If a rotator cuff repair is anticipated, we prepare instruments designed for suturing the cuff back to bone. A variety of tacks, staples, and suture anchors are available for this purpose, but we prefer using a suture repair.
Positioning
Regional anesthesia for shoulder procedures is advantageous because it provides excellent postoperative analgesia without the use of intravenous narcotics. Most patients will require only oral analgesics postoperatively and can be discharged from the hospital on the day of surgery. We prefer to place patients in the beach-chair position. It avoids the potential neural complications that may occur when a patient is in the lateral decubitus position with the arm in traction. It also facilitates freedom to manipulate the humerus during intra-articular examination. Furthermore, we find it easier to convert the arthroscopic procedure to a miniarthrotomy from this position if necessary.

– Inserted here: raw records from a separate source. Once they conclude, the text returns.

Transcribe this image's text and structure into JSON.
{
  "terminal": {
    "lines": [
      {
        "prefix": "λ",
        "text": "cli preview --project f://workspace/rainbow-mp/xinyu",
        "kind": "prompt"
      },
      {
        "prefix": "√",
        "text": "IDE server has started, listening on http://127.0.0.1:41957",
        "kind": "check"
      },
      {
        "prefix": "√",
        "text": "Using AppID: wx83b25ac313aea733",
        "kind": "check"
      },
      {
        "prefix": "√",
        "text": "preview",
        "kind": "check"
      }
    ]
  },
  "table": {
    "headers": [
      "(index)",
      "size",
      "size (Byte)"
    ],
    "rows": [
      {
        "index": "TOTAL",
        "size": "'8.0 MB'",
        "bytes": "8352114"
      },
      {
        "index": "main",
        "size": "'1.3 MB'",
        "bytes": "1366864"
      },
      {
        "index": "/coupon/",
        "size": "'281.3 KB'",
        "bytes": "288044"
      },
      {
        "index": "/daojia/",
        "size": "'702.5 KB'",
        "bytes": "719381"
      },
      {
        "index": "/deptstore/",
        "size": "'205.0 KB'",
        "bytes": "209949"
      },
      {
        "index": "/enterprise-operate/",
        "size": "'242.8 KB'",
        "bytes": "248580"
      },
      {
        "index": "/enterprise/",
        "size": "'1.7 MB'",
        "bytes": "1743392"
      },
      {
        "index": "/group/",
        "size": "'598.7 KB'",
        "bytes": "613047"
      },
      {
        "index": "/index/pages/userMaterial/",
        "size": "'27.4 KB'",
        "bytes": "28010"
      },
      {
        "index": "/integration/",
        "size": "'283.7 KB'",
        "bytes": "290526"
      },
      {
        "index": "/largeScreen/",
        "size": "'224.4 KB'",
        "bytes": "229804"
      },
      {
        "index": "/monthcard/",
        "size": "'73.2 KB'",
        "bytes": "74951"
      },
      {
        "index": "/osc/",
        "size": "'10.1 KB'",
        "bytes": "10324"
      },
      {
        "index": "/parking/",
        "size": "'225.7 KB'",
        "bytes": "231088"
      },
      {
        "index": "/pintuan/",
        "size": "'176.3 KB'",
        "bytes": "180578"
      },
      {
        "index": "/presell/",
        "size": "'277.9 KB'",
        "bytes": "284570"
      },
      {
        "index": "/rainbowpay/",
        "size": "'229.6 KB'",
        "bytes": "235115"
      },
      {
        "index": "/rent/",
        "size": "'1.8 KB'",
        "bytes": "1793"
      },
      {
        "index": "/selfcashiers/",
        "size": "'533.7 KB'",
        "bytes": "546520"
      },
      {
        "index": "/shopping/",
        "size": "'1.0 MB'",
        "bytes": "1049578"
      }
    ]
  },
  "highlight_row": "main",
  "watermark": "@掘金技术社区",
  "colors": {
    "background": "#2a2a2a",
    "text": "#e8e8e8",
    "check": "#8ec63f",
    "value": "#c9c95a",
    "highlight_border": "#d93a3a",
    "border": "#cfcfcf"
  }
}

To achieve beach-chair positioning, lower the foot of the table and flex it 20 degrees at the waist after inducing anesthesia. Raise the back of the table so that the patient’s torso is positioned 70 degrees from the horizontal plane. Rotate the upper body roughly 20 degrees so that the operative shoulder is lifted away from the table. Recess the beanbag beneath the operative shoulder so that there is access to the medial aspect of the scapula. After deflating the beanbag, move the patient and beanbag toward the operative edge of the table (Fig. 1-4). Alternatively, a shoulder-specific table with a removable back component may be used to enhance visualization.